Along the way to the literally gut-wrenching and suspenseful climax of the story, there is plenty of adventure; romance (between Jared and Lia); dazzling wizardly pyrotechnics and internal workings of Bishop's unique and fascinating hierarchical magic system; and plenty of highly-charged, emotional character development often shown in scenes of totally non-gratuitous explicit eroticism sometimes quite sadistic on the part of the antagonists.

The narrative shifts point of view at intervals from the heroic Lia, Jared and their colorful, distinctive supporters to Dorothea and Lord Krelis, Master of the Queen's guard, equally vivid, fully-fleshed out and believable villains. The plot strands' convergence is skillfully handled, building tension and suspense right up until the end when Lord Krelis and his forces confront Lia, Jared and their intrepid band bolstered by citizens of Dena Nehele, an inevitable encounter after the pursuit/evasion scenarios that provided much of the momentum of the tale.

What makes Bishop's books transcend the formulas of the otherworld fantasy-adventure sub-genre to which they belong are her distinctively conceived, intricate societal and magic structure rich in strongly dark elements balanced by the firm belief in ideals like loyalty and love, and particularly the stories' intriguing, cleverly conceived often amusingly inverted gender roles as exemplified in the eponymous artifact -- an invisible version of the cock-ring used by powerful witches to control their males.

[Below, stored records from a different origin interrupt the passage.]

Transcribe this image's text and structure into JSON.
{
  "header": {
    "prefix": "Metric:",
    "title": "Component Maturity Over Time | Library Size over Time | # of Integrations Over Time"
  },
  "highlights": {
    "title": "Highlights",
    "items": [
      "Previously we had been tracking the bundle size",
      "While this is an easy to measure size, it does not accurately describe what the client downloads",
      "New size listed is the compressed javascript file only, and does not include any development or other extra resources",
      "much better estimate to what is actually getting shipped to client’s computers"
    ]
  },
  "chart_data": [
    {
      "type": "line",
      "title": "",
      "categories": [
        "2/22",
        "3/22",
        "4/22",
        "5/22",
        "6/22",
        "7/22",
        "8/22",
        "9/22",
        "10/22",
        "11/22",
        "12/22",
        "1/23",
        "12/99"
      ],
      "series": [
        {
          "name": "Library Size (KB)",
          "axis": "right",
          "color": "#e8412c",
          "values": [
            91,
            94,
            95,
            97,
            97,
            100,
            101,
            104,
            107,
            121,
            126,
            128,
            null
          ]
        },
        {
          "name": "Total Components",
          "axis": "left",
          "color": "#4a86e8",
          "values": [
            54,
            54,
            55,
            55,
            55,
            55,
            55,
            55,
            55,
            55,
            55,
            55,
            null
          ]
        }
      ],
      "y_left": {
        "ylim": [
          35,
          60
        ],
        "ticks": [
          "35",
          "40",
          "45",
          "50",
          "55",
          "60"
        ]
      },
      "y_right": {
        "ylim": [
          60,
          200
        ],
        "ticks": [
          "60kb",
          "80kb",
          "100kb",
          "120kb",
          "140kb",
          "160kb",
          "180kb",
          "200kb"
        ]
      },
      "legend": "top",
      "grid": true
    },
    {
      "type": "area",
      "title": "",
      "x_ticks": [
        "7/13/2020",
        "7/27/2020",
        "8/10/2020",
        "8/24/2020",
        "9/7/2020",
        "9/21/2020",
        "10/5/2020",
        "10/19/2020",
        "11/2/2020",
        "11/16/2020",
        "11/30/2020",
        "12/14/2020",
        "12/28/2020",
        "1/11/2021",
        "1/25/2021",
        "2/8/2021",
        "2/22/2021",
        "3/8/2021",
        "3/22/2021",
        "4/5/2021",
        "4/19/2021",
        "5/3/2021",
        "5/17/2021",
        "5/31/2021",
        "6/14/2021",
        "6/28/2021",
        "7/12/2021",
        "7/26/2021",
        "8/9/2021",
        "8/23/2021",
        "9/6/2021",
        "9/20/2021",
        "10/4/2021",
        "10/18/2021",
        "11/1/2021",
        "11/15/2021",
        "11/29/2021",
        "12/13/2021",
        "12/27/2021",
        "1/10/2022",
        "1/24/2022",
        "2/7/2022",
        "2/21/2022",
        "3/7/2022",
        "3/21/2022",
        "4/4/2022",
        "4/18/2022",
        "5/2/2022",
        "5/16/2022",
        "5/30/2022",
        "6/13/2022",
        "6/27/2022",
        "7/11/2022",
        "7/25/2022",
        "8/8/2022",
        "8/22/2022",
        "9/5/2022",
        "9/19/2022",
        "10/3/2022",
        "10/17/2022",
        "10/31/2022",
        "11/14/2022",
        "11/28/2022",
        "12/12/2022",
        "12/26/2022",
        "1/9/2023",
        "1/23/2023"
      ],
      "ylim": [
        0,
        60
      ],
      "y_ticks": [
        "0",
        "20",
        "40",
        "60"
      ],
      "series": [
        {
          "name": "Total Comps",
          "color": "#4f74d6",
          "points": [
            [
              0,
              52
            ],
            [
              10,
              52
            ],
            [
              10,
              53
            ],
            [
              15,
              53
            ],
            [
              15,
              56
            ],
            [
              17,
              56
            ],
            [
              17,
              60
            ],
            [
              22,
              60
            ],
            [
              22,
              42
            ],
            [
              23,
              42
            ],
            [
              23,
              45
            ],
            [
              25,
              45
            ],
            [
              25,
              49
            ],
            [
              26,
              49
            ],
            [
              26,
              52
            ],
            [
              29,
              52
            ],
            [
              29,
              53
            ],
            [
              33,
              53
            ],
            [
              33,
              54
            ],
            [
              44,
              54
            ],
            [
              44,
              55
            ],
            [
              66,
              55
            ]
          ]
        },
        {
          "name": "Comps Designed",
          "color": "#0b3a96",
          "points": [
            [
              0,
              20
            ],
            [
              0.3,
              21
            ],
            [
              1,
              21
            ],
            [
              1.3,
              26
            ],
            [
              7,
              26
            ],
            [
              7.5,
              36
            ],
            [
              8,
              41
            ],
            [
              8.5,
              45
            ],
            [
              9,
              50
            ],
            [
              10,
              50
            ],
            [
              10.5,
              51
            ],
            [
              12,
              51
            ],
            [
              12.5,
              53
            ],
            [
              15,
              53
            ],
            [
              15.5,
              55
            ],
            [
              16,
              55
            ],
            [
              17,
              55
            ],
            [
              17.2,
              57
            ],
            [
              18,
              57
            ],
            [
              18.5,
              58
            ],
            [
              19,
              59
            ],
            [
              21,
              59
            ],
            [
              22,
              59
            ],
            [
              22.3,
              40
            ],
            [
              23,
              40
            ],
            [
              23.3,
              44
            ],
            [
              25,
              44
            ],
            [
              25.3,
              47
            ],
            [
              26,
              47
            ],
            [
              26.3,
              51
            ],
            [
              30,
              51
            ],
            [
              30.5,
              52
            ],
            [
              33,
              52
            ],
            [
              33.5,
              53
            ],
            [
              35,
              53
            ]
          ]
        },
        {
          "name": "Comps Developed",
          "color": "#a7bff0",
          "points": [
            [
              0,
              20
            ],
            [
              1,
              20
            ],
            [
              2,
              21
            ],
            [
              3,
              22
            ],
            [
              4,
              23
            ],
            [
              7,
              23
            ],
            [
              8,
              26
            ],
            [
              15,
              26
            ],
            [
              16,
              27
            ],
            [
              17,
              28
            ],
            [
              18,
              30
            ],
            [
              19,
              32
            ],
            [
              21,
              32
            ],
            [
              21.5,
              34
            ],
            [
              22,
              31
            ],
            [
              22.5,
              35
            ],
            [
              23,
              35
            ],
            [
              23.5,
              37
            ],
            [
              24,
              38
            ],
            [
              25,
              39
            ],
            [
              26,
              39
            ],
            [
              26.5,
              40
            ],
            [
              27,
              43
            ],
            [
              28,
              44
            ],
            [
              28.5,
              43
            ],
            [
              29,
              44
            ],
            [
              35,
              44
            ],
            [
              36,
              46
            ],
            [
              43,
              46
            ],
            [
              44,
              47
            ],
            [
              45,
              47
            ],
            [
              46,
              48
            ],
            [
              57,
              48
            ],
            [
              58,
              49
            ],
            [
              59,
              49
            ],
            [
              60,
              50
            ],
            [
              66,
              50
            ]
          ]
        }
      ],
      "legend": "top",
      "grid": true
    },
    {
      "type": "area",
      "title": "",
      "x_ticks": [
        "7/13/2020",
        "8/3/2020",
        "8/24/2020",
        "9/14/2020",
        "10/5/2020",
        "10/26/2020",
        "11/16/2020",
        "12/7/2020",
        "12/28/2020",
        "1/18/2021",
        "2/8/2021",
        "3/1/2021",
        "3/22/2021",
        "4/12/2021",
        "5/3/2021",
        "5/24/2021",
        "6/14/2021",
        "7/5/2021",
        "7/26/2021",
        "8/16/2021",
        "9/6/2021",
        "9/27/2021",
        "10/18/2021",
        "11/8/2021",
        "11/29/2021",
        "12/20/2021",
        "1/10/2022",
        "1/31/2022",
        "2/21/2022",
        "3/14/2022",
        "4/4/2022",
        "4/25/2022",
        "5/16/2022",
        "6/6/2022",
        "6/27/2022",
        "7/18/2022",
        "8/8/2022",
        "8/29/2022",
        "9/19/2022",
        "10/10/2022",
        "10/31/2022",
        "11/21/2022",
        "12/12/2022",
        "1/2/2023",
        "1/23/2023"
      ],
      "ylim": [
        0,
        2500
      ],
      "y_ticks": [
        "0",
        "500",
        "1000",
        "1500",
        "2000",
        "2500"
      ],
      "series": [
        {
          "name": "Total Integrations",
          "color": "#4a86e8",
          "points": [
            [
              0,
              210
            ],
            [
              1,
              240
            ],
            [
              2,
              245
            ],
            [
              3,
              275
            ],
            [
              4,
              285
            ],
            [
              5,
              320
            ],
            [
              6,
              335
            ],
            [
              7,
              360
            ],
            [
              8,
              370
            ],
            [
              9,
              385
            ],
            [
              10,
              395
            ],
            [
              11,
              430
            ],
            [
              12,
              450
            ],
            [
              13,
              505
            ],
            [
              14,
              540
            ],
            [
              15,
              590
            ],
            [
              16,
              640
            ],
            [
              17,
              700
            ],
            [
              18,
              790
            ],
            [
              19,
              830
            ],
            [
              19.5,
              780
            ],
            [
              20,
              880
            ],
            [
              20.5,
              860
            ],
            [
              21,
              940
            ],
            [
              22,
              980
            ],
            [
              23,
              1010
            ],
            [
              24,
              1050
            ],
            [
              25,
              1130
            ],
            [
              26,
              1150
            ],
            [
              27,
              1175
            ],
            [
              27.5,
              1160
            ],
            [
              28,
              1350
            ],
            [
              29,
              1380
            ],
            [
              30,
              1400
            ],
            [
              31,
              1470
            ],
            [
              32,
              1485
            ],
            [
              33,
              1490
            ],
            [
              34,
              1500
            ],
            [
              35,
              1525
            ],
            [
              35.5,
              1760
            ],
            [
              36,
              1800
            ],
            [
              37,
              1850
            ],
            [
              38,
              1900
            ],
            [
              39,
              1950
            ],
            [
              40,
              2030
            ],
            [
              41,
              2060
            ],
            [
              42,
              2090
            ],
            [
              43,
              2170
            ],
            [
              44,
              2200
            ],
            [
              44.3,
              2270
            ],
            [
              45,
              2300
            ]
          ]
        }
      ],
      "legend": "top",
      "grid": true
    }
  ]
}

The characters are also especially interesting, Bishop being superb at depicting their essence through dialogue which can often be quite witty or emotionally heartwarming or chilling at the right moments. Then there's the author's overall sublime skill as a writer, blending the darkly macabre with spine-tingling emotional intensity, mesmerizing magic, lush sensuality, and exciting action all set in a thoroughly detailed invented world of cultures in conflict based on ingeniously reversed genre cliches. The Invisible Ring, for newcomers to Bishop's work, will serve as an enticement, whetting the appetite to explore more of the Realms in the Black Jewels Trilogy, while those who have already been entranced by the trio of titles will find herein a satisfying supplement. Either way one approaches this book, it and its predecessors are genuine gems of fantasy much to be prized!